Now is the busy season for the plant and you can hear it hum. Torrington is a small agriculture town of 7,000 people and according to Gilbert Servantez,  who is the manager of the Torrington Workforce Services Center, the sugar factory has been a major employer. 

“Western Sugar supports right around 75 to maybe 80 full-time employees at any given time and then seasonal it can vary as well from 150 to 180 seasonal workers.”

But those jobs are in jeopardy after Western Sugar announced that it was shutting down its Torrington operation in the next couple of years with plans to expand facilities in Nebraska and Colorado. Then this fall, due to low oil prices, Wyoming Ethanol said it was closing its doors and some 25 people lost their jobs. Servantez has been busy helping the Ethanol workers find jobs, but the Sugar workers could be a challenge.
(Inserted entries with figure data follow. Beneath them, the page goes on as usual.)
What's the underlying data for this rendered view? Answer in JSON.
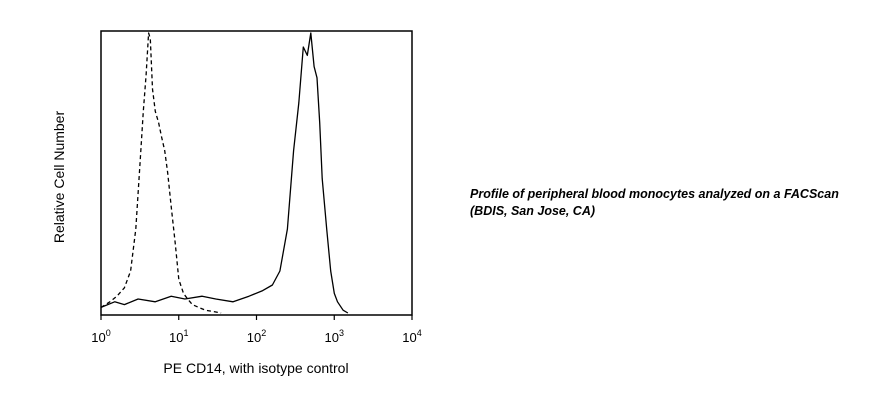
{
  "caption": "Profile of peripheral blood monocytes analyzed on a FACScan (BDIS, San Jose, CA)",
  "chart_data": {
    "type": "line",
    "title": "",
    "xlabel": "PE CD14, with isotype control",
    "ylabel": "Relative Cell Number",
    "x_scale": "log",
    "xlim": [
      1,
      10000
    ],
    "ylim": [
      0,
      100
    ],
    "x_ticks": [
      {
        "base": "10",
        "exp": "0",
        "value": 1
      },
      {
        "base": "10",
        "exp": "1",
        "value": 10
      },
      {
        "base": "10",
        "exp": "2",
        "value": 100
      },
      {
        "base": "10",
        "exp": "3",
        "value": 1000
      },
      {
        "base": "10",
        "exp": "4",
        "value": 10000
      }
    ],
    "grid": false,
    "series": [
      {
        "style": "dashed",
        "color": "#000000",
        "x": [
          1,
          1.3,
          1.6,
          2.0,
          2.4,
          2.8,
          3.2,
          3.5,
          3.8,
          4.1,
          4.3,
          4.6,
          5.0,
          5.5,
          6.0,
          6.6,
          7.2,
          8.0,
          9.0,
          10,
          11.5,
          13,
          15,
          18,
          22,
          28,
          35
        ],
        "y": [
          2,
          4,
          6,
          9,
          15,
          30,
          55,
          72,
          85,
          100,
          98,
          80,
          72,
          68,
          63,
          58,
          50,
          38,
          25,
          12,
          7,
          5,
          3,
          2,
          1,
          0.5,
          0
        ]
      },
      {
        "style": "solid",
        "color": "#000000",
        "x": [
          1,
          1.5,
          2,
          3,
          5,
          8,
          12,
          20,
          30,
          50,
          80,
          120,
          160,
          200,
          250,
          300,
          350,
          400,
          450,
          500,
          550,
          600,
          650,
          700,
          800,
          900,
          1000,
          1100,
          1300,
          1500
        ],
        "y": [
          2,
          4,
          3,
          5,
          4,
          6,
          5,
          6,
          5,
          4,
          6,
          8,
          10,
          15,
          30,
          58,
          75,
          95,
          92,
          100,
          88,
          84,
          68,
          48,
          30,
          15,
          7,
          4,
          1,
          0
        ]
      }
    ]
  }
}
“There are them possibilities that we can work with a handful of these folks that are willing to be retrained.  You know we need to be pretty creative with that.”

Wally Wolski has been heavily involved in Goshen County ventures for many years and is currently the President of the local economic development board. He said it will especially impact local Ag producers who work part-time for the company during the harvest. 

“The biggest concern I have is that a lot of families have depended upon that campaign work from about the first of October to the first of January every year for supplemental income and in a lot of cases that was what got families through the winter, so you can’t replace those jobs that are there seasonally.”

Torrington Mayor Mike Varney said he and others continue to work with Western Sugar to try and convince them to stay. He said if they leave it will certainly be a blow, but the community will survive.

“You could get depressed about it, but my attitude is that you gotta keep pushing on. We still have WMCI the Wyoming medium correctional institute, we have Eastern Wyoming College, we have Banner Health, we could be worse off. But do we want anybody to leave? Absolutely not.”